Exames não apontam violência ou uso de substâncias

A perícia descartou a presença de sinais de agressão física anterior ao acidente, como marcas de contenção ou luta. No entanto, algumas escoriações observadas no corpo podem ter sido provocadas pelo relevo acidentado da trilha onde a queda ocorreu. Também não foram identificados indícios de uso de drogas.

Fatores ambientais, como estresse extremo, isolamento e a dificuldade da trilha, também podem ter contribuído para o acidente, segundo os peritos. Nesse sentido, a hipótese é que Juliana tenha se desorientado antes de sofrer a queda.

Motivo da nova autópsia

A realização de uma nova autópsia foi solicitada pela família da vítima, com apoio da Defensoria Pública da União (DPU), após questionamentos sobre inconsistências no atestado de óbito emitido pela Embaixada do Brasil em Jacarta. De acordo com a família, o documento se baseava apenas nas informações da necropsia feita na Indonésia, que não esclarecia de forma definitiva se Juliana poderia ter sido socorrida a tempo.
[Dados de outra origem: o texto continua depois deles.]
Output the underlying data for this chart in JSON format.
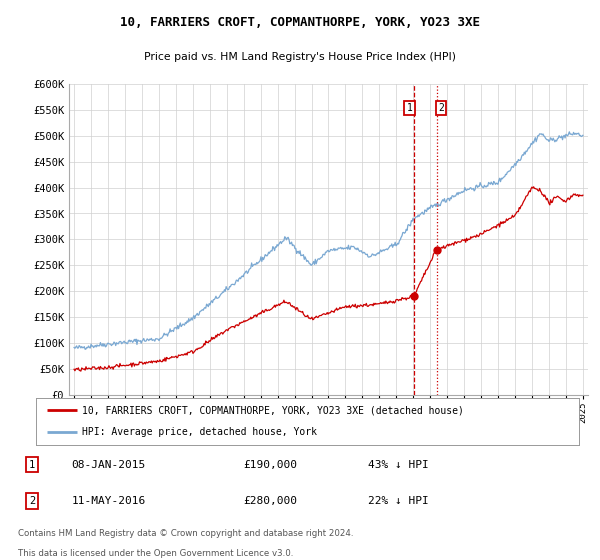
{
  "title": "10, FARRIERS CROFT, COPMANTHORPE, YORK, YO23 3XE",
  "subtitle": "Price paid vs. HM Land Registry's House Price Index (HPI)",
  "legend1": "10, FARRIERS CROFT, COPMANTHORPE, YORK, YO23 3XE (detached house)",
  "legend2": "HPI: Average price, detached house, York",
  "footnote1": "Contains HM Land Registry data © Crown copyright and database right 2024.",
  "footnote2": "This data is licensed under the Open Government Licence v3.0.",
  "red_color": "#cc0000",
  "blue_color": "#7aa8d2",
  "vline1_x": 2015.03,
  "vline2_x": 2016.37,
  "point1_x": 2015.03,
  "point1_y": 190000,
  "point2_x": 2016.37,
  "point2_y": 280000,
  "label1_date": "08-JAN-2015",
  "label1_price": "£190,000",
  "label1_hpi": "43% ↓ HPI",
  "label2_date": "11-MAY-2016",
  "label2_price": "£280,000",
  "label2_hpi": "22% ↓ HPI",
  "ylim": [
    0,
    600000
  ],
  "yticks": [
    0,
    50000,
    100000,
    150000,
    200000,
    250000,
    300000,
    350000,
    400000,
    450000,
    500000,
    550000,
    600000
  ],
  "xlim_start": 1994.7,
  "xlim_end": 2025.3,
  "background_color": "#ffffff",
  "plot_bg_color": "#ffffff",
  "grid_color": "#d0d0d0"
}
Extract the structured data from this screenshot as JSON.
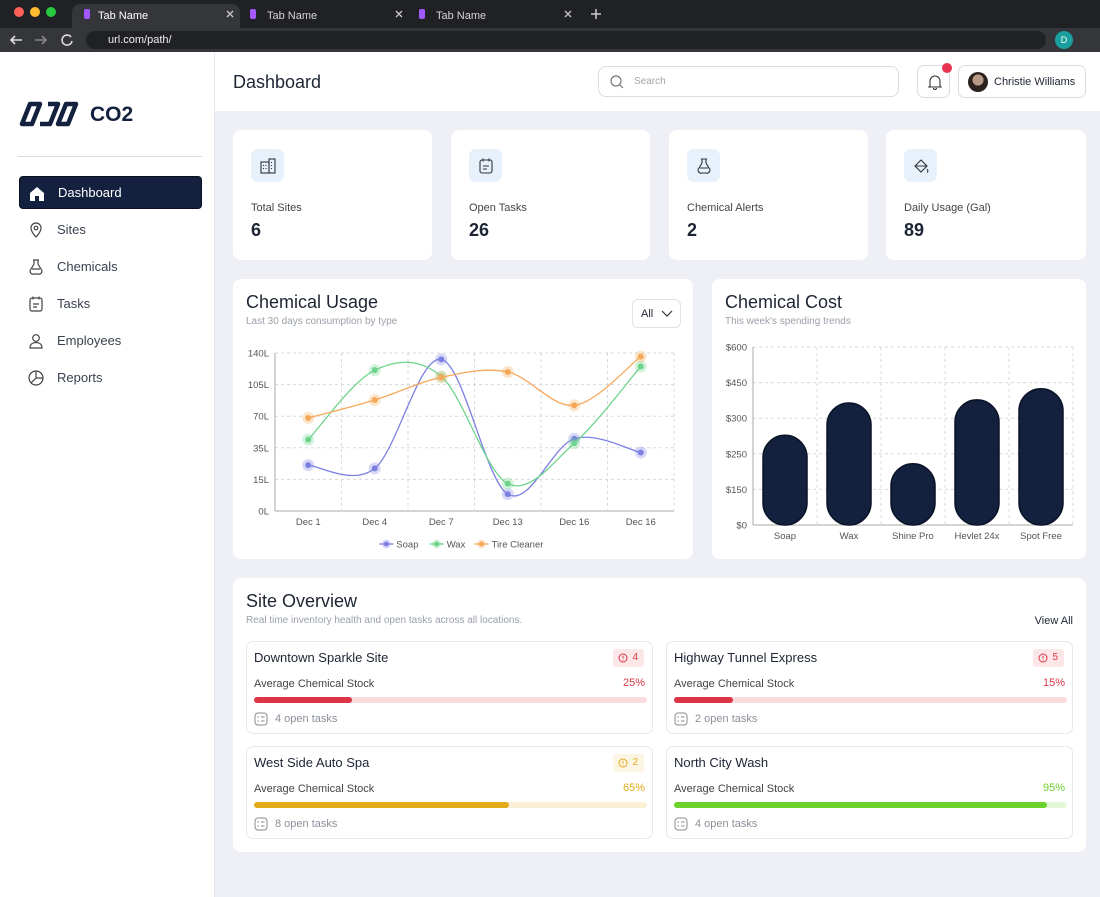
{
  "browser": {
    "tabs": [
      "Tab Name",
      "Tab Name",
      "Tab Name"
    ],
    "url": "url.com/path/",
    "profile": "D"
  },
  "sidebar": {
    "logo": "CO2",
    "nav": [
      "Dashboard",
      "Sites",
      "Chemicals",
      "Tasks",
      "Employees",
      "Reports"
    ]
  },
  "header": {
    "title": "Dashboard",
    "search_placeholder": "Search",
    "user": "Christie Williams"
  },
  "stats": [
    {
      "label": "Total Sites",
      "value": 6
    },
    {
      "label": "Open Tasks",
      "value": 26
    },
    {
      "label": "Chemical Alerts",
      "value": 2
    },
    {
      "label": "Daily Usage (Gal)",
      "value": 89
    }
  ],
  "usage_chart": {
    "type": "line",
    "title": "Chemical Usage",
    "subtitle": "Last 30 days consumption by type",
    "filter": "All",
    "categories": [
      "Dec 1",
      "Dec 4",
      "Dec 7",
      "Dec 13",
      "Dec 16",
      "Dec 16"
    ],
    "series": [
      {
        "name": "Soap",
        "color": "#7c80e2",
        "values": [
          24,
          22,
          133,
          8,
          45,
          32
        ]
      },
      {
        "name": "Wax",
        "color": "#6dd58b",
        "values": [
          44,
          121,
          114,
          13,
          40,
          125
        ]
      },
      {
        "name": "Tire Cleaner",
        "color": "#f6a85a",
        "values": [
          68,
          88,
          113,
          119,
          82,
          136
        ]
      }
    ],
    "ylim": [
      0,
      140
    ],
    "yticks": [
      {
        "value": 0,
        "label": "0L"
      },
      {
        "value": 15,
        "label": "15L"
      },
      {
        "value": 35,
        "label": "35L"
      },
      {
        "value": 70,
        "label": "70L"
      },
      {
        "value": 105,
        "label": "105L"
      },
      {
        "value": 140,
        "label": "140L"
      }
    ],
    "grid": true
  },
  "cost_chart": {
    "type": "bar",
    "title": "Chemical Cost",
    "subtitle": "This week's spending trends",
    "categories": [
      "Soap",
      "Wax",
      "Shine Pro",
      "Hevlet 24x",
      "Spot Free"
    ],
    "values": [
      276,
      364,
      222,
      377,
      424
    ],
    "color": "#13213f",
    "ylim": [
      0,
      600
    ],
    "yticks": [
      {
        "value": 0,
        "label": "$0"
      },
      {
        "value": 150,
        "label": "$150"
      },
      {
        "value": 250,
        "label": "$250"
      },
      {
        "value": 300,
        "label": "$300"
      },
      {
        "value": 450,
        "label": "$450"
      },
      {
        "value": 600,
        "label": "$600"
      }
    ],
    "grid": true
  },
  "site_overview": {
    "title": "Site Overview",
    "subtitle": "Real time inventory health and open tasks across all locations.",
    "action": "View All",
    "stock_text": "Average Chemical Stock",
    "sites": [
      {
        "name": "Downtown Sparkle Site",
        "alerts": 4,
        "stock": 25,
        "stock_label": "25%",
        "tasks": "4 open tasks",
        "color": "#dc3545"
      },
      {
        "name": "Highway Tunnel Express",
        "alerts": 5,
        "stock": 15,
        "stock_label": "15%",
        "tasks": "2 open tasks",
        "color": "#dc3545"
      },
      {
        "name": "West Side Auto Spa",
        "alerts": 2,
        "stock": 65,
        "stock_label": "65%",
        "tasks": "8 open tasks",
        "color": "#e3aa1a"
      },
      {
        "name": "North City Wash",
        "stock": 95,
        "stock_label": "95%",
        "tasks": "4 open tasks",
        "color": "#6bd12b"
      }
    ]
  }
}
O primeiro exame foi feito no hospital de Bali em 26 de junho, um dia após a remoção do corpo do parque nacional. Segundo o legista indonésio Ida Bagus Putu Alit, Juliana morreu em decorrência de múltiplas fraturas internas, com provável morte em menos de 20 minutos. Ele também descartou hipotermia como causa ou fator agravante. A nova autópsia no Brasil reforça a conclusão de que a causa da morte foi o impacto da queda.